Mercati contadini. Corsa per aprirli. Oggi a Breganze s'inaugura quello della Cisl. Li ha inventati la Coldiretti, ora tutti a ruota

È la guerra delle patate, dei cavoli e delle zucche. Quelle che si coltivano nei campi vicini-vicini, che gli agricoltori raccolgono e vendono sui banchi del mercato contadino. Tutta roba localissima, che fa praticamente chilometri zero per arrivare sul banco, con un prezzo che dovrebbe essere giusto. Ebbene, la primogenitura è di Coldiretti che ha ne ha fatto uno dei capisaldi della sua Campagna Amica, disseminando i cosiddetti "Farmers' markets" in mezza provincia. Idea così allettante e meccanismo così ben oliato da essere mutuato anche da altri sindacati.
Accade stamattina a Breganze dove viene inaugurato il mercato agricolo della Pedemontana vicentina, con tanto di marchio "Sapori della nostra terra" e di presentazione che parla di «vendita diretta, prezzi vantaggiosi, km 0». L'iniziativa è della Cantina Beato Bartolomeo, con la collaborazione tecnica dell'Unione generale coltivatori Cisl e il patrocinio del Comune di Breganze, che ha promosso la vendita diretta dei prodotti agroalimentari locali. Iniziativa che non è certo passata inosservata ai vertici della Coldiretti provinciale, che proprio nell'editoriale del Coltivatore Vicentino firmato dal direttore Roberto Rampazzo e in stampa in questi giorni, ricordano che «da tempo Coldiretti è in prima linea per la realizzazione della filiera corta, che nel Vicentino sta già dando grandi soddisfazioni, attraverso il mercato di Malo, operativo nel piazzale della Cantina Valleogra ogni sabato dalle 8.30 alle 13 e a Vicenza, in piazzale De Gasperi, ogni martedì dalle 8 alle 13. E che nel mese di agosto sono state fatte sperimentazioni a Treschè Conca e Tonezza del Cimone, che il progetto prosegue con entusiasmo ed è già a buon punto l'apertura di altri mercati a Thiene in piazzale del Bosco, tutti i venerdì dalle 8.30 alle 13; a Bassano del Grappa in piazza Libertà e a Vicenza nei locali del Consorzio Agrario. E nel 2010 proseguirà l'attivazione di mercati stagionali». Il presidente provinciale Diego Meggiolaro affina il ragionamento: «Non siamo gelosi delle nostre idee, ma poniamo due riflessioni: i prodotti del territorio devono essere certificati e il nostro produttore non deve mai pensare di fare il commerciante. L'idea è di rivalutare prodotti e tipicità creando piccoli ponti che hanno regole e caratteristiche precise. Ognuno è libero di farlo, noi però i nostri agricoltori li controlliamo e non possiamo farlo su aziende che non sono le nostre».
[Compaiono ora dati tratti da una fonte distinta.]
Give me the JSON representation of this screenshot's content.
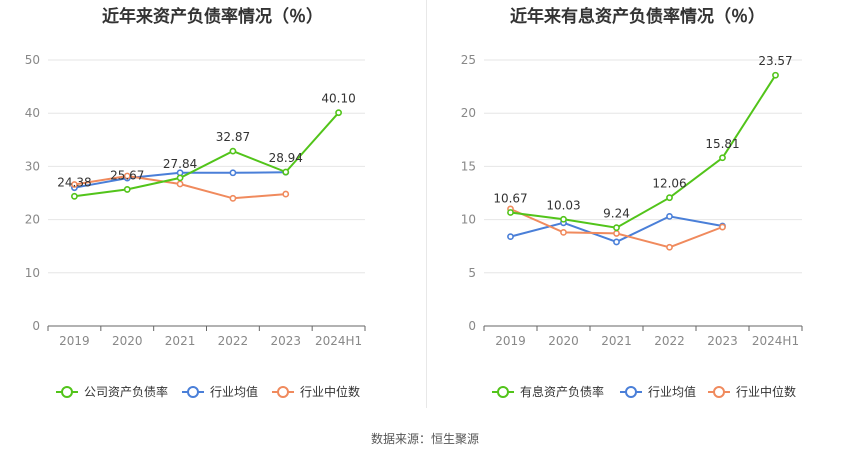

Replica a distanza Gigi Copiello, segretario provinciale Cisl: «Per carità, apprezziamo il lavoro di Coldiretti. Noi siamo piccoli ma sappiamo organizzare al meglio le cose. L'Ugc ha una sua storia, raccoglie 700 iscritti e ha già un ruolo sul mercato delle ciliege di Mason. Con il mercato contadino ci proviamo anche noi, le idee buone non sono monopolio di nessuno». R.B.